What’s happening in your brain when you hear a good story?

A great story can leave you blissfully unaware of your surroundings. How many times have you been engrossed in a book, film or narrative, letting the outside world fade into the background, until a loud noise breaks your focus and, like a spotlight, reality hits?

When a good story enthrals humans, the line between the real and the imaginary world begin to merge. We’re hardwired that way, that is, our brains are biologically programmed to tune into stories.

Now, in our twenty-first-century world, storytelling is a hot topic because of its broader social and commercial implications. As audiences seek interaction and participation, they expect and demand greater engagement.

And that’s a great boon for business.

In a fast-paced, digitally-driven world, humanism is the new premium. Businesses can no longer afford to be faceless entities. They need to connect with their audiences and engage on a deeper level to survive.

That’s where storytelling comes into play. When you can weave together the facts and emotions in a compelling brand narrative, you give your target market more reasons to buy your product or service.

New technologies increasingly stimulate us, banishing boredom and creating a state of hyperactivity.

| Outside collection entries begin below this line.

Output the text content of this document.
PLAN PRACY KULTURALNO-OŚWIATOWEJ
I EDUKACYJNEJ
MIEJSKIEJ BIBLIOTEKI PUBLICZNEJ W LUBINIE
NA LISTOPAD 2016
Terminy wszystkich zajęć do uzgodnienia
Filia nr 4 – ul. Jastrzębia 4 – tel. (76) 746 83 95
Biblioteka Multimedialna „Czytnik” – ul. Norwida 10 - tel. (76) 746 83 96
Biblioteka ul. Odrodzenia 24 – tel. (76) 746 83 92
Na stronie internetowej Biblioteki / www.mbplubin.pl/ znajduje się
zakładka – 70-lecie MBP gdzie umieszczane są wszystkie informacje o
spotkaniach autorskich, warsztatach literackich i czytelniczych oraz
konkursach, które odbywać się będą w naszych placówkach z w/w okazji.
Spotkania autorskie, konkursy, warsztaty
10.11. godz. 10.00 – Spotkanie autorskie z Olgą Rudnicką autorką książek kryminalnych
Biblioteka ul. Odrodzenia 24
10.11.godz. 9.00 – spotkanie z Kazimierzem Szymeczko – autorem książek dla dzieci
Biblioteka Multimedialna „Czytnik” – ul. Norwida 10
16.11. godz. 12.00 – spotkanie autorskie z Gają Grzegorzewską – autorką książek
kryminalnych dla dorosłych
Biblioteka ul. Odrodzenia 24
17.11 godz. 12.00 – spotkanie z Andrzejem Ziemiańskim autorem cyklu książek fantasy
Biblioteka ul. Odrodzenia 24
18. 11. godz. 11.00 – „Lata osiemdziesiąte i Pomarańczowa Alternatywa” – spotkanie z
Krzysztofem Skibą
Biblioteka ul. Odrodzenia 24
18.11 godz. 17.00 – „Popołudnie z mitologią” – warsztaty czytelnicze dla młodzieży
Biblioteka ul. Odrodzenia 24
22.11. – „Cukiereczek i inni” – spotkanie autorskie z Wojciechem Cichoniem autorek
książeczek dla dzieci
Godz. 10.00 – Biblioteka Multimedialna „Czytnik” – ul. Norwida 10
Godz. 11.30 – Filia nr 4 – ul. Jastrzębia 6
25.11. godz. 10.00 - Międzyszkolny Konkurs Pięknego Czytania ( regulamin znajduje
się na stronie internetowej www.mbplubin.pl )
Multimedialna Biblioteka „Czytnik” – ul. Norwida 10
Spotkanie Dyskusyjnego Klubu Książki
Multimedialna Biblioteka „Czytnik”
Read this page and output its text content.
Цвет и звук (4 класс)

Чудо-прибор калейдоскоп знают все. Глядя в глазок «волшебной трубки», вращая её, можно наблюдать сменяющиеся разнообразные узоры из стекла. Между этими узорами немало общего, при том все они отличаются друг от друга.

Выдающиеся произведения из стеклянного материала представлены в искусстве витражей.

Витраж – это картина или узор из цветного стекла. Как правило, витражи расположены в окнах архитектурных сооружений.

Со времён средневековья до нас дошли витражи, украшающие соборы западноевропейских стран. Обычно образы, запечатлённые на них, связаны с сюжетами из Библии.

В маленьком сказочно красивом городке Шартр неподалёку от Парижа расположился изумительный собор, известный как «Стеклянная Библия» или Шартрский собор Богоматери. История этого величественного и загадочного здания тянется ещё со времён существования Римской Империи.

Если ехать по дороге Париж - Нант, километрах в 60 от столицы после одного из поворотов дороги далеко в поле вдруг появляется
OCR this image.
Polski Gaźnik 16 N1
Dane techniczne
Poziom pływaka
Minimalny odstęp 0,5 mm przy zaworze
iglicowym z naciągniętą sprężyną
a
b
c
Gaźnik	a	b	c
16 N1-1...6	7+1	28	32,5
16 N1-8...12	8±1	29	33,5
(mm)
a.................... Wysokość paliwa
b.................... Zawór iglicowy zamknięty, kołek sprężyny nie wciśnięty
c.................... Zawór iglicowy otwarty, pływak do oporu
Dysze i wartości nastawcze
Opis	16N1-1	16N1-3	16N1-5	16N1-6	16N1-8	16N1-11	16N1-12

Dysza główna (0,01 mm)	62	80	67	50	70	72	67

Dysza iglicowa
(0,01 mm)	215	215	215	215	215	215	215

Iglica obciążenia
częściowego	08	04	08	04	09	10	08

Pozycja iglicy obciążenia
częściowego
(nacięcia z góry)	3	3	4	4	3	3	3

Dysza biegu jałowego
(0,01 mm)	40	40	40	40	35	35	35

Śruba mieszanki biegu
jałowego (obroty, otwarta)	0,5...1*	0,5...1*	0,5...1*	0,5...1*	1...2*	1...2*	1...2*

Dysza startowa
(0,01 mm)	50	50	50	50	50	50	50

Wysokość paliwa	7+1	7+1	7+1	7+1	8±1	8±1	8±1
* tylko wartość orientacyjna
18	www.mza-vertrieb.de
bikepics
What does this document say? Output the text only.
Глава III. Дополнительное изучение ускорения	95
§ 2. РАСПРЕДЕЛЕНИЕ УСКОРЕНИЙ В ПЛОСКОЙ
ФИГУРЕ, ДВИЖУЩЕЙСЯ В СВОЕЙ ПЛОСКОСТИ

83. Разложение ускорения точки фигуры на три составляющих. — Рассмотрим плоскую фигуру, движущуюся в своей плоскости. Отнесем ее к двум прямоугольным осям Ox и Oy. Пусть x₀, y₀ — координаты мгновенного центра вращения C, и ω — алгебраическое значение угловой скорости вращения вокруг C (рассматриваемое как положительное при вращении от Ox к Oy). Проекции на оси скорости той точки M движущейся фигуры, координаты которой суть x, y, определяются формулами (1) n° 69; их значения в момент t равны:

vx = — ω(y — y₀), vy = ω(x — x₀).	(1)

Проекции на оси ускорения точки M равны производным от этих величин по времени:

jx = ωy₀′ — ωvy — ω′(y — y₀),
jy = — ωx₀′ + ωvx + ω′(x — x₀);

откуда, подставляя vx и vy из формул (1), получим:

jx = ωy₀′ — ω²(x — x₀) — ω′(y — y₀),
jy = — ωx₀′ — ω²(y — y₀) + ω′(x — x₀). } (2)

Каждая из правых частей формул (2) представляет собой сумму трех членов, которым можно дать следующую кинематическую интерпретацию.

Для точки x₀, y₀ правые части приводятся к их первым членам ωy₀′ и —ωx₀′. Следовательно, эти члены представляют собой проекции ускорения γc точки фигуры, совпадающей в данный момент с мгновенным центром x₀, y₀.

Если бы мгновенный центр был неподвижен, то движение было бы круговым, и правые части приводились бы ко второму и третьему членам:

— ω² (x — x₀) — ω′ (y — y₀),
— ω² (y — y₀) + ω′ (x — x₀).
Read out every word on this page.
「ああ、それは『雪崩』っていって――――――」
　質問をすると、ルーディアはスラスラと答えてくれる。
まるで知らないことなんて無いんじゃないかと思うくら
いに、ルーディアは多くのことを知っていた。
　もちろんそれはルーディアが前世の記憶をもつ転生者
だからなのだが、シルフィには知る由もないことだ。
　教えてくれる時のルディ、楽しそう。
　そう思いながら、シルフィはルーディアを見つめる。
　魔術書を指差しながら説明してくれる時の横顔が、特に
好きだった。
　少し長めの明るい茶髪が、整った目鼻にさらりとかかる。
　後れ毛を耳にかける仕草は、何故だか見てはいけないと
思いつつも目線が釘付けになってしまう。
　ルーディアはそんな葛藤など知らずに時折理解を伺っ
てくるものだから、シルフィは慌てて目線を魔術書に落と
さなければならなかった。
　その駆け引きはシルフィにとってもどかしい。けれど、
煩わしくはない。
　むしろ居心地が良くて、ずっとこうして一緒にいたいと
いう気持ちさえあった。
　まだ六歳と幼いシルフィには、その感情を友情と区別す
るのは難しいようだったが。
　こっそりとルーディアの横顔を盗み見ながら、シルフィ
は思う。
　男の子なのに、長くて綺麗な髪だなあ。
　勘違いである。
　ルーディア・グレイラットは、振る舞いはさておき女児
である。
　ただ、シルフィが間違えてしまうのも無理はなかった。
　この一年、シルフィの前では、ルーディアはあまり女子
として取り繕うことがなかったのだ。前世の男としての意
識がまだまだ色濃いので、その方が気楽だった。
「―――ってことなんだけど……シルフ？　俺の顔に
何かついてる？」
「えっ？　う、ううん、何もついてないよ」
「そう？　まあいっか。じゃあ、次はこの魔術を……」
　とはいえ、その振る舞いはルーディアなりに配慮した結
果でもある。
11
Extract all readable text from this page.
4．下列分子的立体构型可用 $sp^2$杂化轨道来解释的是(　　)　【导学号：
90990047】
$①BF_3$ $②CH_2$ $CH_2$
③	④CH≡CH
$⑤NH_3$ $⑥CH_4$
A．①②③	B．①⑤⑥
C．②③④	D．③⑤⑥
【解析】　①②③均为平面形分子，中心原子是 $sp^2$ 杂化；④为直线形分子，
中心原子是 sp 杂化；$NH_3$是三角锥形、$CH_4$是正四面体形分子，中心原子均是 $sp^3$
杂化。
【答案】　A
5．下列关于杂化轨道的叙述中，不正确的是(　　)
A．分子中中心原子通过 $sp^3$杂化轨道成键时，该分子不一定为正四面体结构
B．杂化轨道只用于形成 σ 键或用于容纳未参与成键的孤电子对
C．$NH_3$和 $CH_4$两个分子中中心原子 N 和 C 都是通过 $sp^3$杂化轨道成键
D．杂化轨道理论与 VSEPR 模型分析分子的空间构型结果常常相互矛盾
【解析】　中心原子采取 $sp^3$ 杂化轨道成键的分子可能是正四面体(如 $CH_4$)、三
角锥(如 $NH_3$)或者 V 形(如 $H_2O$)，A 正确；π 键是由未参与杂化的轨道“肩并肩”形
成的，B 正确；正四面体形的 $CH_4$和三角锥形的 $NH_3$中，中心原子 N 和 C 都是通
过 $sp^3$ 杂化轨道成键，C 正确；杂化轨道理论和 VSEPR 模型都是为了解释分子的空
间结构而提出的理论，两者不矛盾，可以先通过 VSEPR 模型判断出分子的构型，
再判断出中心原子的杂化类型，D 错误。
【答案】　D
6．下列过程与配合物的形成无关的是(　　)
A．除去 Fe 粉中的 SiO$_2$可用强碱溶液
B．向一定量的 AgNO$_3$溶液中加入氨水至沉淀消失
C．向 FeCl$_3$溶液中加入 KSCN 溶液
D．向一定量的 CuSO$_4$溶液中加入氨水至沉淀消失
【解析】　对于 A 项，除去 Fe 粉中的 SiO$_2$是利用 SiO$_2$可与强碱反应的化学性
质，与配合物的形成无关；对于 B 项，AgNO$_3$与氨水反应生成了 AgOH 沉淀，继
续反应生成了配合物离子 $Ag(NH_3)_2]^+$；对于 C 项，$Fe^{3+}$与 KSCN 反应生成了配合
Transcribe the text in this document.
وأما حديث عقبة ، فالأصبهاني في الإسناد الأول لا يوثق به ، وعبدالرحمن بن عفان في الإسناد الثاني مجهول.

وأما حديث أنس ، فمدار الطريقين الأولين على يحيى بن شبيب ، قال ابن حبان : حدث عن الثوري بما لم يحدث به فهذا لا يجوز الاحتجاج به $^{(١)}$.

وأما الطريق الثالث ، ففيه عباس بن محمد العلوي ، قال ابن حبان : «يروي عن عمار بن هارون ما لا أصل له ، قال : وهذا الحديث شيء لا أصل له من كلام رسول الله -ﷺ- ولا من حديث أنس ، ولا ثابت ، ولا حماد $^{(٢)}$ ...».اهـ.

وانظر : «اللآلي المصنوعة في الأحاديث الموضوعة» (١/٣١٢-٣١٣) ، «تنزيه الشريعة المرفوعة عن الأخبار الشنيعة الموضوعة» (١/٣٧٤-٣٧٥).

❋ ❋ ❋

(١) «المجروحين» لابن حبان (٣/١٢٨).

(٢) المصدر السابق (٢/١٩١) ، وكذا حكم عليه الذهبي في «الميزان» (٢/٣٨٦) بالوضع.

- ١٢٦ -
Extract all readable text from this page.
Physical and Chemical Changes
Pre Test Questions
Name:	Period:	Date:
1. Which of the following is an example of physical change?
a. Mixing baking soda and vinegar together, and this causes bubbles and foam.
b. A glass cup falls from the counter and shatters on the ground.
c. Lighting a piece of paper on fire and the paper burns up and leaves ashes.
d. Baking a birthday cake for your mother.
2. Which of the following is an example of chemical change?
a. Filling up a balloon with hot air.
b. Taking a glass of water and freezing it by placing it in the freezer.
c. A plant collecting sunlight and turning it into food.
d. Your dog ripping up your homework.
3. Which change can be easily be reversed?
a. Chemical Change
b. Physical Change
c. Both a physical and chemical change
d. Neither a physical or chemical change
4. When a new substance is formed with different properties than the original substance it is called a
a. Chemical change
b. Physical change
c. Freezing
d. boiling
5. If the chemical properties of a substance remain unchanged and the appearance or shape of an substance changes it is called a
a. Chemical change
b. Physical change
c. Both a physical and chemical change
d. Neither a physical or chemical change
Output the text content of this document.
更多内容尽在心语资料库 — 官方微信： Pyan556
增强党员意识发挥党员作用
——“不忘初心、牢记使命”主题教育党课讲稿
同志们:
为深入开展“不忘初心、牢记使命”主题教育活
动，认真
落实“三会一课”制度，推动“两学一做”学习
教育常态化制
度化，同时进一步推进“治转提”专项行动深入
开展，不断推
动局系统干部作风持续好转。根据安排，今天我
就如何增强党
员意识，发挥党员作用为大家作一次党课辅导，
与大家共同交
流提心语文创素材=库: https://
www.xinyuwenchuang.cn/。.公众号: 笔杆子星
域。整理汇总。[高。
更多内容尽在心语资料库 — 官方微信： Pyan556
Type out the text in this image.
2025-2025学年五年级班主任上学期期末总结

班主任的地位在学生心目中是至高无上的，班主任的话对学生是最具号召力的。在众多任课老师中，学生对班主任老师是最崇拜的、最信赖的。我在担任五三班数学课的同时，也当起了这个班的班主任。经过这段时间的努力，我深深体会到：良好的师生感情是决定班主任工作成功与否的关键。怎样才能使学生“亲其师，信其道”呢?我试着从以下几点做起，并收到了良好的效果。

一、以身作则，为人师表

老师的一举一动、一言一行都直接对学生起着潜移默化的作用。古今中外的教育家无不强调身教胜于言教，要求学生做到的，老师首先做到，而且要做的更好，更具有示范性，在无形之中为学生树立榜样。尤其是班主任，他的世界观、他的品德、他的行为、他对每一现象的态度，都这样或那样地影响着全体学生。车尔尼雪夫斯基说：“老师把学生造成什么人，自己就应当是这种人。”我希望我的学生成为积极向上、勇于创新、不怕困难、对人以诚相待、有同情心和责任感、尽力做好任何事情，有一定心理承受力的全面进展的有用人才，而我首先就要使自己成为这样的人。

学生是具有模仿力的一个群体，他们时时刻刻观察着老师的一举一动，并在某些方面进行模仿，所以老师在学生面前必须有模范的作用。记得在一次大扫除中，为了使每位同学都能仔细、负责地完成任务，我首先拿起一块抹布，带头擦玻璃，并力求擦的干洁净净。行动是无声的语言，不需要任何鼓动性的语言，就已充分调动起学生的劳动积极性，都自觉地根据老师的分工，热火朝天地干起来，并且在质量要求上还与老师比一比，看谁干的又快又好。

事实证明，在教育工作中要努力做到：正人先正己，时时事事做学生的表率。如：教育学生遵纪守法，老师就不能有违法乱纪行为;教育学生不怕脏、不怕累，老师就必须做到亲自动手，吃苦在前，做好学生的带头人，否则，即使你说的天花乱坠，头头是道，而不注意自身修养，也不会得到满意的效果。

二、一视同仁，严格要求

Regardless, we still prefer to respond to stories. Why? Because all meaning starts with your brain.

Sales copywriter Melbourne

Neurobiologists know that understanding often begins with a story. Let’s break it down to the basics and let your brain do the work:

  1. Sync with your customers. Listening to a story activates the auditory cortex of your brain. This allows you to create a custom experience from the story, thanks to a handy process called ‘neural coupling.’ Essentially this means that, when you hear a story, your neurons and the storyteller’s brain start firing in the same pattern – creating a synchronous link between you both. When multiple listeners hear the same story, this link coordinates how they will react. 
  2. Target their emotions. A great story will light up more parts of your brain than simple facts, suggesting that your brain reacts as if the tale told were actually happening to you. A well-told tale can also engage additional spheres, including your motor cortex, sensory cortex and frontal cortex.
  3. Change their brain chemistry. The more emotionally captivating a story is, the more it changes your brain chemistry by producing oxytocin (which increases your feelings of generosity, compassion, trust and sensitivity to social situations) and dopamine (which makes it easier to remember what you’ve heard later and with greater accuracy).

When you harness the power of storytelling for your business, you can narratively transport your message straight into your target audience’s brains, making it more likely they’ll purchase from you.

From a simple PowerPoint presentation to a full-blown publicity campaign, your compelling story will make an impact far beyond the critical points you want to convey.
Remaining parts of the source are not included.